The Blue Angels Guide to Being the Best in Your Field

That’s the goal, right?
Being the best in your field?
Recently I was engrossed in a Blue Angels documentary and picked up an aviation-inspired lesson. The Blue Angels are the naval aviators who make up the U.S Navy Flight Demonstration Squadron. They pilot F/A-18 Hornets through graceful, gravity-defying aerobatics and stunning wingtip-to-wingtip formations. They are, without argument, the very best in their field.
 These awe-inspiring guys fly fighter planes at 400 mph with their wingtips barely 18 inches apart. Yes. I said inches. In order to hold the famous diamond (four planes) and delta (six planes) formations in the Demo flight, each pilot must hold the throttle completely still against 40 lbs of pressure. (Want to imagine what that feels like?  Put your hand out in front of you, palm up.  Now imagine having eight sacks of sugar stacked on your hand — and you’re not allowed to let your hand drop even a millimeter.)
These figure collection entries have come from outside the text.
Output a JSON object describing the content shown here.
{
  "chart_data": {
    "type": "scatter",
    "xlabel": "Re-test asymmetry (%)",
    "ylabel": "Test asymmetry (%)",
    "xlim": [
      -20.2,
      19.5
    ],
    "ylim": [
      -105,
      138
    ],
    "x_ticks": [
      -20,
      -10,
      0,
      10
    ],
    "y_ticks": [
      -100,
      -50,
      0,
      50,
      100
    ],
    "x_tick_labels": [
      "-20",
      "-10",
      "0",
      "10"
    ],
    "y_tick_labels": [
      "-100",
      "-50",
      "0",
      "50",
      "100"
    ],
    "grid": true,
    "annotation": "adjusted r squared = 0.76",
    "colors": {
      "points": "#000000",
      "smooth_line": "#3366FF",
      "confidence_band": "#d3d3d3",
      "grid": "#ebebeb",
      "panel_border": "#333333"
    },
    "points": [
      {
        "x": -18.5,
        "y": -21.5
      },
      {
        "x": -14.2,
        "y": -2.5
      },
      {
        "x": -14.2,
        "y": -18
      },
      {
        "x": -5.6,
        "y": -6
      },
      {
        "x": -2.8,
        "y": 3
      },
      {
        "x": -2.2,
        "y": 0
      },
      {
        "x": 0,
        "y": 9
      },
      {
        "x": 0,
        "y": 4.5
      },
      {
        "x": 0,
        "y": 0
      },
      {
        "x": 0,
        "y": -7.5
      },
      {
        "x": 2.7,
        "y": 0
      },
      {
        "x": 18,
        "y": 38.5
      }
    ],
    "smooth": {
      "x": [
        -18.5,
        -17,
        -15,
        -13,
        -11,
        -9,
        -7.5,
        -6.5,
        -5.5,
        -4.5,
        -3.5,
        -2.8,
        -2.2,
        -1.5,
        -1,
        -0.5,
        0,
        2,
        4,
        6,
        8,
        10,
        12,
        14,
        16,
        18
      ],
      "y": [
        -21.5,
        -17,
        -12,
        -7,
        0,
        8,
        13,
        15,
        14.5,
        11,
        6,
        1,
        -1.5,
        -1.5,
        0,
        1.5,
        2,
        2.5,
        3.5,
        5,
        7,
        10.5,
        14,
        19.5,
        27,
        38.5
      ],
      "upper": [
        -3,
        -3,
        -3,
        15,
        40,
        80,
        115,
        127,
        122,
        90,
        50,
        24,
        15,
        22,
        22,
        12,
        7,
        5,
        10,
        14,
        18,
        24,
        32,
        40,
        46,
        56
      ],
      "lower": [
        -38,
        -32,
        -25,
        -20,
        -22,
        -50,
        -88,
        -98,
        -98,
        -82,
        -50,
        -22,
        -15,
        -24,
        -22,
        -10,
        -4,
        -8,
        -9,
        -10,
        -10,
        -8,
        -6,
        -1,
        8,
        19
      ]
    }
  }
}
 While the aviator is maintaining this intense stillness, he must be aware of everything that is going on, or that could go on, inside his own cockpit; be fully aware of outside conditions; and finally, know the positions of the other aircraft at the most minute level of detail. The Blue Angels call this S.A., or “situational awareness.”
 So what’s the lesson for those of us on the ground?
In business you must be keenly aware of what’s going on around you.
  • Do you know what your clients want and need from you?
  • Do you know how what you do affects the people you work with?
  • Do you know what colleagues need from you in order to do their job?
  • Do you know how the decisions you make affect the company as a whole?
  • Do you know what is going on in your industry? With your competitors?
The key is to be aware, to ask questions, to communicate. Is it hard to expand your scope of awareness with everything you have to get done? Probably. But think about how much strength it takes for those pilots to hold the throttle still, and the consequences if they don’t. The consequence for you is mediocrity — and who wants that?